Aun así consiguieron los holandeses llegar a ser la primera nación productora de tulipanes del mundo -hoy en día aún lo son-, y obtener gran parte de su riqueza nacional gracias a esa maravillosa industria de los tulipanes. Uno de los holandeses que sufriera esa burbuja -la tulipanomanía- fue el pintor paisajista Jan van Goyen. Antes de la quiebra del mercado de los tulipanes del año 1637, el pintor van Goyen comenzaría a dibujar paisajes con la exquisita combinación de sus colores y perspectiva flamenca. Ganaría el dinero suficiente con su Arte para vivir bien, pero, sin embargo, se vio seducido por la inmensa ganancia que los bulbos del diablo habían llegado a tener antes. Acabaría el pintor arruinado en los últimos años de su vida. Al contrario de lo que le sucedió al señorío de Gandul, que no llegaría a perder su pujanza sino hasta comienzos del siglo XIX. El campo andaluz sufriría entonces el cambio de influencia comercial, que se dirigía ahora del sur al norte de Europa. Pero, además los gobiernos españoles de comienzos del siglo XIX terminarían por fracturar, aún más, las posibles reformas para renovar la región y su deficiente agricultura.

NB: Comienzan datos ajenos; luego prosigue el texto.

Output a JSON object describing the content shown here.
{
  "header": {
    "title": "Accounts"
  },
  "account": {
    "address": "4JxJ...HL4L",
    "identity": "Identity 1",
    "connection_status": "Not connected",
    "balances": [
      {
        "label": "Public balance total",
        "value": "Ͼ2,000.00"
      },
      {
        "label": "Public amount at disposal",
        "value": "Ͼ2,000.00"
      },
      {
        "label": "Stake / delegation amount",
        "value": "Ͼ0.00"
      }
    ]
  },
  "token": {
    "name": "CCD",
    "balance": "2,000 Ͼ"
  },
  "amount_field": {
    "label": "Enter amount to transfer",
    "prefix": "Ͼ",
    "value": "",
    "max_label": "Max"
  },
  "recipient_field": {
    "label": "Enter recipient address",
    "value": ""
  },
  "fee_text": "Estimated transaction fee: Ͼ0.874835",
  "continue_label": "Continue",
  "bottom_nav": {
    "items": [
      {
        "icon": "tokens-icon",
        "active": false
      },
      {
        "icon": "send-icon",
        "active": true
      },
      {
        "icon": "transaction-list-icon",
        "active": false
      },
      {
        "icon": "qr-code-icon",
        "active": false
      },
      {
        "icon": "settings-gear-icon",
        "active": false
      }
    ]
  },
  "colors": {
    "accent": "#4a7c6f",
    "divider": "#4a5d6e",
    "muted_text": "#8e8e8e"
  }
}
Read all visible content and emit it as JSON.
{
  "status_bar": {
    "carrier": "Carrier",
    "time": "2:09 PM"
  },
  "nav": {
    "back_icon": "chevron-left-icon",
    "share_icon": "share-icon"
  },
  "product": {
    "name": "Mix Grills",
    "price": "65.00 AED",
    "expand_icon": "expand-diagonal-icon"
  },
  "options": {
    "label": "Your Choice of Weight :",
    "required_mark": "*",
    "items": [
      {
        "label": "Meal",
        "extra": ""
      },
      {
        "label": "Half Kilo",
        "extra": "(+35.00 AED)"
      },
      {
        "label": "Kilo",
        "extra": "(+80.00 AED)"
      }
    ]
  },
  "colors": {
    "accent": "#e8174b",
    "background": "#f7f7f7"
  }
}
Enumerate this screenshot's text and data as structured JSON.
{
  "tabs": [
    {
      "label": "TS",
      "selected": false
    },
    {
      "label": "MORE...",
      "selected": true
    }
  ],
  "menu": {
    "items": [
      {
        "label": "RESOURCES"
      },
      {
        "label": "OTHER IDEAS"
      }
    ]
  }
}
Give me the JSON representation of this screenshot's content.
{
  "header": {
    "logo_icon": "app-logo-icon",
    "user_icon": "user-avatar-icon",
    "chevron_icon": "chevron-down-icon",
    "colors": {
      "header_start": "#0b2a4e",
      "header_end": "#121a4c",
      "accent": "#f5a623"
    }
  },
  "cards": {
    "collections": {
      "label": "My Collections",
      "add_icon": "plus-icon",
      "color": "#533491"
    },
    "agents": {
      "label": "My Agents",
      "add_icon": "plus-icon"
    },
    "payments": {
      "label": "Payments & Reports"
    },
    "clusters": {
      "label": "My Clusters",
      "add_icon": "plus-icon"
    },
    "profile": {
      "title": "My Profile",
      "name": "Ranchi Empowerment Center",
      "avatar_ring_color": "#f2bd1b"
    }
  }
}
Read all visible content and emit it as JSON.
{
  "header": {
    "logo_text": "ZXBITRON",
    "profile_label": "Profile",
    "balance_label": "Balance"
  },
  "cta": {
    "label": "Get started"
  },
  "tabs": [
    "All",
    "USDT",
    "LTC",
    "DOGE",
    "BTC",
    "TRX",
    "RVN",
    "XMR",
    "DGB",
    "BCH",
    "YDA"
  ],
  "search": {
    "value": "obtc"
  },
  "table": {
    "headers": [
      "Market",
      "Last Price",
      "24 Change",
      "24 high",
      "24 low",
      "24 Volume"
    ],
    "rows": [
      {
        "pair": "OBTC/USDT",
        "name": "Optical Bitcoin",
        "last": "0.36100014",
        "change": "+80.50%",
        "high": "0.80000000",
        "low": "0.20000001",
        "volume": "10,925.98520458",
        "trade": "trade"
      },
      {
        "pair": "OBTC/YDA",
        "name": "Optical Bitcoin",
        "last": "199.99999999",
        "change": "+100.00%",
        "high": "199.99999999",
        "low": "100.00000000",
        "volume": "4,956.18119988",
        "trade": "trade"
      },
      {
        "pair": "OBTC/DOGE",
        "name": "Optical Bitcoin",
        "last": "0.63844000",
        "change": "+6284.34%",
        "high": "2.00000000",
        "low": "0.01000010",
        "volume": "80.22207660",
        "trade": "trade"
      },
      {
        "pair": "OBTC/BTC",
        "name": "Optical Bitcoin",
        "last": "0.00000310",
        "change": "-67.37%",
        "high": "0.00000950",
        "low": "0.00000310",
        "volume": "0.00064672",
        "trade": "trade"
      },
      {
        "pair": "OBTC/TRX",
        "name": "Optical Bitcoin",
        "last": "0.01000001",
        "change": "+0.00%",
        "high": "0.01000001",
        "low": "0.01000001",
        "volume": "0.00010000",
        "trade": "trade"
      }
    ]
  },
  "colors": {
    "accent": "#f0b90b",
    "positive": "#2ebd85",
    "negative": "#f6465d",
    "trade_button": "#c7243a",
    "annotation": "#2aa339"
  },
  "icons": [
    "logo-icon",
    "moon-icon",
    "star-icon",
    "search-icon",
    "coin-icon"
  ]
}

Los descendientes de aquel poeta-pintor Jaúregui siguieron tratando de hacer de su tierra lugares de promisión durante casi dos siglos más. Luego de las desamortizaciones y expropiaciones de los gobiernos liberales, llegaron sus descendientes a importar tecnología a sus tierras andaluzas construyendo una estación de ferrocarril y desarrollando cultivos y comercio. Pero, para nada. Todo sucumbiría en la región sevillana tras la desidia y el abandono de los años decimonónicos. Como la historia de aquella grandeza de España que una vez fuese. Y el poeta sevillano escribiría mucho antes de aquel final desastroso unos versos, versos que fueron deslucidos luego por otros versos líricos más conocidos, los de los grandes poetas de su mismo dorado siglo grandioso.  Juan de Jáuregui dejaría, como el Arte -lo más indeleble y menos evanescente que existe-, eternas unas palabras emotivas y líricas con su genial, intemporal, clarificadora y hermosa rima entristecida:

Pasó la primavera y el verano 
de mi esperanza...

(Cuadro del pintor holandés Jan van Goyen, Paisaje invernal, 1627, Holanda; Fotografía de la antigua estación de ferrocarril, Gandul, Sevilla, autor Pedro Moreno; Lienzo del pintor Jan van Goyen, A la calma, 1650, Museo de Bellas Artes de Budapest, Hungría; Retrato de Miguel de Cervantes, atribuido sin mucha consistencia a Juan de Jáuregui, Real Academia Española, Madrid; Fotografía de un tulipán abriendo los pétalos de su flor.)